Any opinion about these sites?  

Seller is asking $120 - shipped.
http://www.amazon.com/Vortex-Optics-StrikeFire-Cantilever-SF-RG-501/dp/B00MAJKX9M

I'm a newb to all these electronic optics,and  and this seems like a very fair price.  What are your thoughts on why it is not selling?  Is it really the idea that if it is not one of the big expensive brand names then it cannot be a quality site?

My limited knowledge makes me wonder if it is because it is 4 MOA vs. 2 MOA?

Pretty sure I still want to get a 2MOA for my rifle, but I am wondering your opinion on how this might work on a home defense shotgun?


----------



## DA SWO (Jul 7, 2015)

I'd go to Midway or Brownells and compare before buying off Amazon.
I am not saying don't buy it, but check to see if the other companies have something similar.
I'd also check the reviews, starting with the 1-star nd working my way up.


----------



## Ooh-Rah (Jul 7, 2015)

I should have been more clear -  seller is someone I know on another forum, price is $120 shipped.

I linked the Amazon ad to show the scope. Was not sure about Shadow Spear policy in linking to another forum's classifieds.

Doing some additional research, it looks like I'd want to go with a reflex site for my shotgun.  

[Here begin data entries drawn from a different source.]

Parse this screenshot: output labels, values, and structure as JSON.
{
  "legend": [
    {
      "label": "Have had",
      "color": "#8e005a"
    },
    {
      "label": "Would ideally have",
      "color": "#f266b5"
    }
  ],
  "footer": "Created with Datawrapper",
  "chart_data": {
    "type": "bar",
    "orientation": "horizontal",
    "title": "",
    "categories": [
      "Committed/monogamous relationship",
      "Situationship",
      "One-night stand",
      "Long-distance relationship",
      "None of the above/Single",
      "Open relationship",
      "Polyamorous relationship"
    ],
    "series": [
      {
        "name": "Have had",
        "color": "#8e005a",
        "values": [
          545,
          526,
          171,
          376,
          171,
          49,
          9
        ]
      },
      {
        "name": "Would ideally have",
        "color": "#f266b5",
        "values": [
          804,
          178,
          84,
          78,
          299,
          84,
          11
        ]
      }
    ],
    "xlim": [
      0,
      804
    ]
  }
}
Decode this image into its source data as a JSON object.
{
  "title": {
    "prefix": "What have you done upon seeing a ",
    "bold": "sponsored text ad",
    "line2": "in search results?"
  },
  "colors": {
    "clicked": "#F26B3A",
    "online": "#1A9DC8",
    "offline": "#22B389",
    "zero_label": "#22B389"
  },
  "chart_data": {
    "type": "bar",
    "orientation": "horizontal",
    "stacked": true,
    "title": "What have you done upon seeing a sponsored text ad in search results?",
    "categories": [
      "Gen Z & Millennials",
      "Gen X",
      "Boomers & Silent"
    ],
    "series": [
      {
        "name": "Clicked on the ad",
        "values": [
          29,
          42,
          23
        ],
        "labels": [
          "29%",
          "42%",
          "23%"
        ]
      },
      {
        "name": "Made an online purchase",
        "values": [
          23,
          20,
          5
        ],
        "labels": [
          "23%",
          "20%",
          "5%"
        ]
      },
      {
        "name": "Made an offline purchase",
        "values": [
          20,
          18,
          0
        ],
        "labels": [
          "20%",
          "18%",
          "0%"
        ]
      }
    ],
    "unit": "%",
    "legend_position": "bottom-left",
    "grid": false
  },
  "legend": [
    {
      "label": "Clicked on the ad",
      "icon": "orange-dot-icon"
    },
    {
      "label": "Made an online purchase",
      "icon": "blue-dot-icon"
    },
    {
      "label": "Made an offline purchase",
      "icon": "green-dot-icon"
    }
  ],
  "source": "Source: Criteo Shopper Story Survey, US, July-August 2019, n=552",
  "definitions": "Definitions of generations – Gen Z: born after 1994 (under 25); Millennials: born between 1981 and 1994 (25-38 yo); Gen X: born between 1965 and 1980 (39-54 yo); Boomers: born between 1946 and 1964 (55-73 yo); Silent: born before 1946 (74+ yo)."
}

In regards to the sight above, I guess you get what you pay for - 4MOA for $200 or 2MOA for about $400 -


----------



## Centermass (Jul 7, 2015)

Ooh-Rah said:


> Any opinion about these sites?
> 
> I am wondering your opinion on how this might work on a home defense shotgun?



If it's a SBS or sawed off, 40MOA would suffice.......lol


----------



## Ooh-Rah (Jul 7, 2015)

Fuck - I need to stop writing as I think - all fucking garbled.

Was talking about using a reflex for the shotgun and the site for the AR - realistically I won't be shooting it much further than 200 meters anyway - 

For that price I'm going to buy it and give it a try on the AR


----------



## Diamondback 2/2 (Jul 7, 2015)

http://www.google.com/url?q=http://...HTggMw&usg=AFQjCNFciEazBowubuLCzPlUf_Cc4rN1ug


Do some google/youtube research on the Vortex red dot's. I know several SPARC's have failed in classes, and its gotten pretty crap reviews buy people who actually used them.

This Black Spider red dot is built by Spike Tactical and has some interesting torture teat reviews on YouTube.

$.02


----------



## Diamondback 2/2 (Jul 7, 2015)




----------